Seit 40 Jahren besteht die SuchtHotline München, die sich seit ihrer Gründung zu einer der wichtigsten Anlaufstellen für Suchtkranke, Suchtgefährdete und deren Angehörige entwickelt hat. Rund um die Uhr ist das Telefon der Beratungsstelle besetzt, im Schnitt sucht alle 80 Minuten ein Betroffener den „Draht zur Soforthilfe”. Die Anlässe, um sich an die SuchtHotline zu wenden, sind vielfältig - der Entschluss zur Veränderung, Rückfallgefahr oder die Sorge um einen Angehörigen. Die Anonymität eines Telefonats erleichtert es, über die Sucht zu sprechen. So hat das Angebot der Suchthotline schon viele Menschen auf ihrem Weg aus der Abhängigkeit begleitet und unterstützt.
Die Beratungs- und Therapiestelle unter der Leitung von Dipl.-Sozialpädagoge Christoph-Peter Teich befindet sich seit September unter dem Namen „Tal 19 Am Harras” in der Albert-Roßhaupter-Str. 19 in Sendling. Katharina Sörries sprach mit Christoph-Peter Teich über die SuchtHotline.

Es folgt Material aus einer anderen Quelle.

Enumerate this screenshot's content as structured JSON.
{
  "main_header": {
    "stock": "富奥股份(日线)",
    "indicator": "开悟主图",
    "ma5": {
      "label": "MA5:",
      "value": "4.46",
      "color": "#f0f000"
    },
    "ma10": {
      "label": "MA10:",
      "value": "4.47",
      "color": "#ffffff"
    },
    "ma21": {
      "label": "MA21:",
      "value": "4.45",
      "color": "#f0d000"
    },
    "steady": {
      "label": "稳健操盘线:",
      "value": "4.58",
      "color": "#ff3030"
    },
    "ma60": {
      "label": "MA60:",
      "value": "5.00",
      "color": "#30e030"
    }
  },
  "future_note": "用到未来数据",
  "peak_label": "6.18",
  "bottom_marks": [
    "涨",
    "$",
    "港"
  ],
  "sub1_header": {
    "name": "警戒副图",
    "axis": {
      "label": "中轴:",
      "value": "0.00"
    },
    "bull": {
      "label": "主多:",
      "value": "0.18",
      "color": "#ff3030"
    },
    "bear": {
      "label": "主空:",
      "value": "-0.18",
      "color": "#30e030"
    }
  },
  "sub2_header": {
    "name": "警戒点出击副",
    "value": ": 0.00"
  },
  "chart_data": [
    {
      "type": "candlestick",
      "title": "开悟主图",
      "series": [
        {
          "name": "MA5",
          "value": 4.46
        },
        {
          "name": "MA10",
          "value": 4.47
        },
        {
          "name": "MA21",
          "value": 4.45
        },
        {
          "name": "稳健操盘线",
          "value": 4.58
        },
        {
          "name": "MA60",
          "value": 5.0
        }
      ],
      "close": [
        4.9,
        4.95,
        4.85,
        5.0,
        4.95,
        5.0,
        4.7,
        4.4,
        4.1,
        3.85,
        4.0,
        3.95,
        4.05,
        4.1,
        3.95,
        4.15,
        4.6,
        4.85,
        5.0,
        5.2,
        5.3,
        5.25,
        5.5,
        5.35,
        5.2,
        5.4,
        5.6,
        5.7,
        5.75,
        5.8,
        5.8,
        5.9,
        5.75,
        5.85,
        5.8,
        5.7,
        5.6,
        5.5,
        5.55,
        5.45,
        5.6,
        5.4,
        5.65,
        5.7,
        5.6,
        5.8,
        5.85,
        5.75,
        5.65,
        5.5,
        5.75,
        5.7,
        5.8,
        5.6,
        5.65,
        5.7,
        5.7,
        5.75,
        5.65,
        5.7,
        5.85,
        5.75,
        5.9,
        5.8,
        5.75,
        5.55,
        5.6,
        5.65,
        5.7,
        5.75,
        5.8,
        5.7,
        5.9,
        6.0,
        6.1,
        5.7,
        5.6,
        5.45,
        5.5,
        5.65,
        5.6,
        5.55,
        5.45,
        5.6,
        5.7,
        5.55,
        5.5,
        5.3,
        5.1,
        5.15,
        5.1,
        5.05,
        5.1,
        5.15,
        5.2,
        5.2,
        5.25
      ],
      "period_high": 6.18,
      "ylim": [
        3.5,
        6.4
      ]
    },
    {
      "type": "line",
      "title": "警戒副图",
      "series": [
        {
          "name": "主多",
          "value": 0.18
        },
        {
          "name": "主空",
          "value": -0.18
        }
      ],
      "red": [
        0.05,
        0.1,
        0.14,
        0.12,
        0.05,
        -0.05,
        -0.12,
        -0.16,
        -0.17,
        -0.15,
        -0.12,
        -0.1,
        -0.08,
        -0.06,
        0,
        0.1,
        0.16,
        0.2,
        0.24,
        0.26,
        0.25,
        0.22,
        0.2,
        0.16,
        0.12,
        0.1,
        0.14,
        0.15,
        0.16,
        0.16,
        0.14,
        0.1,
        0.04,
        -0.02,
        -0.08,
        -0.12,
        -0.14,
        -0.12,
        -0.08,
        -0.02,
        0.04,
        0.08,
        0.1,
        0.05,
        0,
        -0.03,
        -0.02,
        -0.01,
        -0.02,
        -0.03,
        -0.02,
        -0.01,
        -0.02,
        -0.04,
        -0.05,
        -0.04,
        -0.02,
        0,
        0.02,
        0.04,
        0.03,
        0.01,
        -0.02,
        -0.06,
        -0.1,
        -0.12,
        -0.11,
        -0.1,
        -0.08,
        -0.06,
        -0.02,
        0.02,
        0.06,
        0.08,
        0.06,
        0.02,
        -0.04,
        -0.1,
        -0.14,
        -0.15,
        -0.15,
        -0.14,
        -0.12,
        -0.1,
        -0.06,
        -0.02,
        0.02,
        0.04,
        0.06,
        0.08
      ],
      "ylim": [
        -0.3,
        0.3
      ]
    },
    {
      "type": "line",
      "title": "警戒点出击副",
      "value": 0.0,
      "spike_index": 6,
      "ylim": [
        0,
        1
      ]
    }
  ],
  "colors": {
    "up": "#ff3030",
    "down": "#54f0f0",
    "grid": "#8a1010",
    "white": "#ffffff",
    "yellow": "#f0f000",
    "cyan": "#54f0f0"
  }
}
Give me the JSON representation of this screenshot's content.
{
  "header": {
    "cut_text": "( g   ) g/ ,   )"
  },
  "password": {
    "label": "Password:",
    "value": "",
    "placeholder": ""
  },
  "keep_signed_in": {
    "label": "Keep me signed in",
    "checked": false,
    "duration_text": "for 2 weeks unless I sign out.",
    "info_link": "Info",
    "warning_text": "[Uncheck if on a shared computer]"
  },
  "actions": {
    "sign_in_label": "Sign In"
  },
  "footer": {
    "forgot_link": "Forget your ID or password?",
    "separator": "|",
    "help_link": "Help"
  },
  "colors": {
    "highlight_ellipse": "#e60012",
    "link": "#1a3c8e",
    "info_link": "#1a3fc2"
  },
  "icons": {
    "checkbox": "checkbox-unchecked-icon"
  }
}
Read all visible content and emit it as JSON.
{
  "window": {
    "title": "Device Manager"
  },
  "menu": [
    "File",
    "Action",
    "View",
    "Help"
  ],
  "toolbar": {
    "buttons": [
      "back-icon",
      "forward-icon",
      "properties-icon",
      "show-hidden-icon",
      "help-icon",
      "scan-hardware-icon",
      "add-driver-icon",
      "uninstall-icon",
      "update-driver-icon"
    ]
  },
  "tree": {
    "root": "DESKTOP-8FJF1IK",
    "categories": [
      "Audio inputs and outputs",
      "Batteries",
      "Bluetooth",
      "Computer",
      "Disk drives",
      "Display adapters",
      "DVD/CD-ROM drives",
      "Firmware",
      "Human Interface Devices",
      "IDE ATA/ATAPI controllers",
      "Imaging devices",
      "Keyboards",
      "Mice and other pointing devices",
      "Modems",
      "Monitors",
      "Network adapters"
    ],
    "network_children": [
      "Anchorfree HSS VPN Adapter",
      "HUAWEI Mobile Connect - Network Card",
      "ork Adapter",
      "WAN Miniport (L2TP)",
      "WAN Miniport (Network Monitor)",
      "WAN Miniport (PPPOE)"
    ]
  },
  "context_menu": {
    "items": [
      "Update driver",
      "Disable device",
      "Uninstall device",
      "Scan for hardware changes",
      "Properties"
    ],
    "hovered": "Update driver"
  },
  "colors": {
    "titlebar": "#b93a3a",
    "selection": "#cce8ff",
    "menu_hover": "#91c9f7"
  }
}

Obwohl es auch eine Mail-Adresse gibt, erreichen die meisten Anfragen Sie per Telefon. Wer ruft bei Ihnen an? Sind das alle direkt Betroffene?
Christoph-Peter Teich: Mehr als die Hälfte der Anrufer sind direkt Betroffene, die Hilfe suchen. Aber bei einem sehr großen Anteil handelt es sich um Angehörige, die ja oftmals mehr leiden, da sie sich nicht durch das Suchtmittel „wegbeamen“, sondern die Realität klarer vor Augen haben.
Um welche Arten der Sucht geht es bei Ihnen? Gibt es einen großen Unterschied zwischen Jung und Alt?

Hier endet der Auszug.